Although the score is still not that approximate to 1, the predictive power has alreay been greatly improved compared to fitting results without zipcode considered. The best among them has training score aroung 0.3 and testing score around 0.25, which could be considered as having moderate predictive power.
Question 6
If we consider both training and testing score, the best model for charles_ask.csv dataset (we will call it model 1)is rid_regression with zipcode included and standardization of features, k=6. The best model for charles_act.csv dataset (we will call it model 2)is linear regression with zipcode included and standardization of both features and targets, k=10. Both of the models could be considered as underfitting. Model 1 only has a tarining score of 0.278 and testing score of 0.232. Model 2 only has a training score of 0.339 and testing score of 0.263. Although they are high enough compared to other models, they are still really not approximate to 1.
From the analysis we can see that including zipcode has significantly improved the predictive power. On the other hand, changing various types/specifications of the model without zipcode included really does not help much with improving scores.
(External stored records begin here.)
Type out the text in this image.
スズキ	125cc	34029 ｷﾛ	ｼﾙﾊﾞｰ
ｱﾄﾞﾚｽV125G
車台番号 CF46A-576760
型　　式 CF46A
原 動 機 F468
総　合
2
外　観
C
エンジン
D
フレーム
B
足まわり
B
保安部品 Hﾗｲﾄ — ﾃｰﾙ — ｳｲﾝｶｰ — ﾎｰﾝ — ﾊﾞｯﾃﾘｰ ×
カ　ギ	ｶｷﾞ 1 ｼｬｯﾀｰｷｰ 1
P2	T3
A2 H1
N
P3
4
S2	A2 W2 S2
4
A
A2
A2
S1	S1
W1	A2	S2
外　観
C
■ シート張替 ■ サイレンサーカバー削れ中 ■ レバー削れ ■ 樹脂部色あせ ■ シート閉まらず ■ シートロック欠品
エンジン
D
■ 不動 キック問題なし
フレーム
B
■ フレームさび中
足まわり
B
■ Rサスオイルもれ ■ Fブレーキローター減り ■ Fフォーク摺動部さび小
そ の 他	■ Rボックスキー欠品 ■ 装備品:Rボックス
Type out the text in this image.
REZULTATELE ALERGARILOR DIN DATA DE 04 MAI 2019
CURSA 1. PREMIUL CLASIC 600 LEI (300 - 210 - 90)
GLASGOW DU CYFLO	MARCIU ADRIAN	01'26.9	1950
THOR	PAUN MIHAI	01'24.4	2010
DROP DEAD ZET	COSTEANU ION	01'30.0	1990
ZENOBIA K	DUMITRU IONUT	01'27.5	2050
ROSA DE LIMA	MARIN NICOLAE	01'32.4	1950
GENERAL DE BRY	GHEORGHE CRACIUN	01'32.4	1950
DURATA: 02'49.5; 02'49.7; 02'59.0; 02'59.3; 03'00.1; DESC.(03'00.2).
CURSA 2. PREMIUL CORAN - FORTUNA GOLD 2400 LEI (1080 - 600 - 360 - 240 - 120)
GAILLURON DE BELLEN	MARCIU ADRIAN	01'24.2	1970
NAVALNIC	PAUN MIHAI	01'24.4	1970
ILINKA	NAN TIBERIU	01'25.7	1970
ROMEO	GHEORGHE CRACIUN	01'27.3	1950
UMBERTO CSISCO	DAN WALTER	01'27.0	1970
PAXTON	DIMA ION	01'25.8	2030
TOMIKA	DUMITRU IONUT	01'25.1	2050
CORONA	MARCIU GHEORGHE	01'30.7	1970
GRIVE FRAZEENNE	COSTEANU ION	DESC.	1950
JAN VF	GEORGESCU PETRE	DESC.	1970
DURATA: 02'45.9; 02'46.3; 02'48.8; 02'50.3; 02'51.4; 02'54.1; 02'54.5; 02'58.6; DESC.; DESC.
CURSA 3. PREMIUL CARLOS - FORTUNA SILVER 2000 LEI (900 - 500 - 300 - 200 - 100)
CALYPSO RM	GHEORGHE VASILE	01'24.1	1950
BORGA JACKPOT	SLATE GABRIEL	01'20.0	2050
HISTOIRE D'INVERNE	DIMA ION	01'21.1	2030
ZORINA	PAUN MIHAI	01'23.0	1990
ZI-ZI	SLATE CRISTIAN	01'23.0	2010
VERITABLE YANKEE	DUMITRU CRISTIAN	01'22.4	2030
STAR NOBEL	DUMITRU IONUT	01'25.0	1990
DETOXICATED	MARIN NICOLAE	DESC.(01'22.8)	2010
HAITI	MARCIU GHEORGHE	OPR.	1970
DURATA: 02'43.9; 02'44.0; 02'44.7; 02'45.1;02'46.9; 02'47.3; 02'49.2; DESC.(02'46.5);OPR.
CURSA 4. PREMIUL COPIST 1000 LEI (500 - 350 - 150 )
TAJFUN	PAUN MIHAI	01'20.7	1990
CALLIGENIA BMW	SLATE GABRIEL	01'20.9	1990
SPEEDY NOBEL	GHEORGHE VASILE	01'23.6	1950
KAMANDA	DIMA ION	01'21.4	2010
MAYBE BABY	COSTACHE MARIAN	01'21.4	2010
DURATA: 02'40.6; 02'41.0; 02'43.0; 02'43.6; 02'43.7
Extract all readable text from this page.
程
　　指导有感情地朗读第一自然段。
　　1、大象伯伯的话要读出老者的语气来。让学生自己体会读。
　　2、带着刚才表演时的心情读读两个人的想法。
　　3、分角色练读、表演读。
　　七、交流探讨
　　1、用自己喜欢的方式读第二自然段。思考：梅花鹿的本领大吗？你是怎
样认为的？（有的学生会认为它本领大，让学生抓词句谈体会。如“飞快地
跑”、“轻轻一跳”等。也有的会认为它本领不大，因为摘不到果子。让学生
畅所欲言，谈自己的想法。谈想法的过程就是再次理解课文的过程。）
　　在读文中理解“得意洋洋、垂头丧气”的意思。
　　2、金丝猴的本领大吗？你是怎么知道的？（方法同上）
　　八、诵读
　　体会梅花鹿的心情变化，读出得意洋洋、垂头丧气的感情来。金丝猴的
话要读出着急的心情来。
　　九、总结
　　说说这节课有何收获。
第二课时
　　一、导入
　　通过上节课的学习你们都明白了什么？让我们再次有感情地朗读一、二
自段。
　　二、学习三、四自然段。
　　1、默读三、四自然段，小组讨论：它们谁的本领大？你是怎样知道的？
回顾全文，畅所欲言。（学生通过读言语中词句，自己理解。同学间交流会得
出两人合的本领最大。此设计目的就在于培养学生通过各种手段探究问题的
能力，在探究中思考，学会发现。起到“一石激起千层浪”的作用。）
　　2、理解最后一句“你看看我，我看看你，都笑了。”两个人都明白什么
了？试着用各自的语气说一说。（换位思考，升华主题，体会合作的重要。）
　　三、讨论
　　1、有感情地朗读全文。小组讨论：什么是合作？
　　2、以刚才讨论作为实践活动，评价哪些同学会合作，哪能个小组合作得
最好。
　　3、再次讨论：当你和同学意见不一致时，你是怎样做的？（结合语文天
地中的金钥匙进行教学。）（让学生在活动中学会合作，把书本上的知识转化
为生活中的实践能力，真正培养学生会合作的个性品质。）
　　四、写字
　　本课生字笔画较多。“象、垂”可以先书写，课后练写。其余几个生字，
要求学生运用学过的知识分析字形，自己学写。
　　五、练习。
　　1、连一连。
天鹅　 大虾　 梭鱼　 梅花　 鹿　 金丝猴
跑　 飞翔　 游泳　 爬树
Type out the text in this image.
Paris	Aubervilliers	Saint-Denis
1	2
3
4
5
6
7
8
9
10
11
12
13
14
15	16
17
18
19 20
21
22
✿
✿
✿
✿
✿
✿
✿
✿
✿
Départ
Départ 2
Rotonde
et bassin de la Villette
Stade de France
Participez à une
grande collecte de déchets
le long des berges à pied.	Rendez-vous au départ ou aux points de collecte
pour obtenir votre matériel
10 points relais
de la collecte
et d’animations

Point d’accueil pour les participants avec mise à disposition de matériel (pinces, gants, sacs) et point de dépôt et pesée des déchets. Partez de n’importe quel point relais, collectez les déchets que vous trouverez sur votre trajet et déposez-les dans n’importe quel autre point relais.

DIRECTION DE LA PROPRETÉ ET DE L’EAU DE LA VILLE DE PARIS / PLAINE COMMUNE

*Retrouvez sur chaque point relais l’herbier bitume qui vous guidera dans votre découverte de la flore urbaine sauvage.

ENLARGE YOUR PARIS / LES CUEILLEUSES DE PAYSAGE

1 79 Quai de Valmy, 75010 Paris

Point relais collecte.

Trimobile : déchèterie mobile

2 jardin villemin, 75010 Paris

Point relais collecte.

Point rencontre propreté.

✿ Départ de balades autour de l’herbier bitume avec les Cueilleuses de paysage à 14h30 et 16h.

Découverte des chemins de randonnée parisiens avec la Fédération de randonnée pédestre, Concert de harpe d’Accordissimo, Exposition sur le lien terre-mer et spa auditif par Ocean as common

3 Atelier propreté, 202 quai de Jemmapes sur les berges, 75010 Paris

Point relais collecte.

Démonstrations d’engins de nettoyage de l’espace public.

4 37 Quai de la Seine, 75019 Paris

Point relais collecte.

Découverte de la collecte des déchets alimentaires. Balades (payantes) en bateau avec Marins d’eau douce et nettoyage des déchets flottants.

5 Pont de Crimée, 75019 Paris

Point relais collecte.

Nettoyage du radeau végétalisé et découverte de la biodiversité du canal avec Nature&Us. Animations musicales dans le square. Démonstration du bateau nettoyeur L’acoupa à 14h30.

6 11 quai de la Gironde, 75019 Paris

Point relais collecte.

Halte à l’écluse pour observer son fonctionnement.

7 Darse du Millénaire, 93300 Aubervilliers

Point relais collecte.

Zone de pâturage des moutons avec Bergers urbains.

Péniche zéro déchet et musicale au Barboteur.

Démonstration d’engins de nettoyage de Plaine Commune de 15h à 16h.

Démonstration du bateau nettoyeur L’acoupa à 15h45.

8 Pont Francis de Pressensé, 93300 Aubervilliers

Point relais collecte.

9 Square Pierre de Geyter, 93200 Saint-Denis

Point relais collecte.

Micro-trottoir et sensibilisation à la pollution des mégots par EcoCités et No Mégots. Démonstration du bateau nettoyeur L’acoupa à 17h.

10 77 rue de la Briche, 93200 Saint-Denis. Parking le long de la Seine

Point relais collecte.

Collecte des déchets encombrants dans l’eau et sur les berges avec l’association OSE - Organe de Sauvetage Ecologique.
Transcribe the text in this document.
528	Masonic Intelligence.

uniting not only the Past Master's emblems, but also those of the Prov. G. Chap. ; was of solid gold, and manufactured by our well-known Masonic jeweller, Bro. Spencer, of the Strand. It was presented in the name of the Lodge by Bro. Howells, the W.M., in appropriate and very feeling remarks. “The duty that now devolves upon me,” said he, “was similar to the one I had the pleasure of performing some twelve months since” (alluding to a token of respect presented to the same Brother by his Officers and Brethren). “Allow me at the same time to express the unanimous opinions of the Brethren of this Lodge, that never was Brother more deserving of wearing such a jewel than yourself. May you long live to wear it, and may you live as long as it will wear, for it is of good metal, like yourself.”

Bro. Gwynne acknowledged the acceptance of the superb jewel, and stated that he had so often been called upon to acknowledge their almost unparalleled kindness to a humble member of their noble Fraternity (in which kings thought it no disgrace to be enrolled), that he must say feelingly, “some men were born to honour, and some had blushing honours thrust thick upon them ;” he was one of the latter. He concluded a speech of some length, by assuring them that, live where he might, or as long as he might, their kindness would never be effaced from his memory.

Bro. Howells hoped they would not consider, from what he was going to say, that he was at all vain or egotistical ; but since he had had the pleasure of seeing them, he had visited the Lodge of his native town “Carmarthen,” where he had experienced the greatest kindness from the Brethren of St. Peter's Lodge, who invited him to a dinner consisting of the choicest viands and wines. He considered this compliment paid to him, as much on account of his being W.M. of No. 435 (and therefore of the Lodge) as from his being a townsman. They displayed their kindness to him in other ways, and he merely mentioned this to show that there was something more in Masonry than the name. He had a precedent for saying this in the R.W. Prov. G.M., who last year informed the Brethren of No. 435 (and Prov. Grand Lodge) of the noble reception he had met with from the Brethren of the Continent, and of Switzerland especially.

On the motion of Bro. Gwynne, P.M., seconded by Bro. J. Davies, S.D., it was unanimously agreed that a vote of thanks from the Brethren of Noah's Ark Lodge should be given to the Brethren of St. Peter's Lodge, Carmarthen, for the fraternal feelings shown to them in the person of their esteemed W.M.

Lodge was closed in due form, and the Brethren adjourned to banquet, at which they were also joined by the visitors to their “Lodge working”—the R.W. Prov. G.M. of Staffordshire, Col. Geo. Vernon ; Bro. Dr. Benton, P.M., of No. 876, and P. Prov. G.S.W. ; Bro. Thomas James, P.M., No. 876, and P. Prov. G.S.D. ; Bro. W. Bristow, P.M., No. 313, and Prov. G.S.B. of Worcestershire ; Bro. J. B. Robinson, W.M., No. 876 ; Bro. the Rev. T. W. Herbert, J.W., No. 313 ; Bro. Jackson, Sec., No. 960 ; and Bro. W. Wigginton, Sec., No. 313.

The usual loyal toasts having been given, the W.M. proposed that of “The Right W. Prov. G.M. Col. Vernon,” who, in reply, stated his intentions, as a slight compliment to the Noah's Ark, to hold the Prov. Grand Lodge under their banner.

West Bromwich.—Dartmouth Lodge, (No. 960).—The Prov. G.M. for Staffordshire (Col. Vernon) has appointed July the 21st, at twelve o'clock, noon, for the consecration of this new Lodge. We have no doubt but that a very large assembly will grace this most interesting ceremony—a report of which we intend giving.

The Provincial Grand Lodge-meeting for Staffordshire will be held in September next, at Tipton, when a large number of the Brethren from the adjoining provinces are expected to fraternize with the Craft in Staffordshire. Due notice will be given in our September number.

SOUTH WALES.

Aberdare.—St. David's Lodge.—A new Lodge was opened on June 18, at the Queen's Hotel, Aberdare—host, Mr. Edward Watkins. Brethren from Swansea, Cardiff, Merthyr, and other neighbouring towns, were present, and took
This suggests that while we definitely should try different models, getting more information associated with the targets is probably more important.
Given that charleston county is really near to the beach, another information could also be included is the distance from the beach. This might offer a more precise prediction compared to the categorical variable, zipcode. Other information could also be considered include the distance from the Ravenel Waterfront Park/Historic Charleston City Market, or number of restaurants/gyms in the community.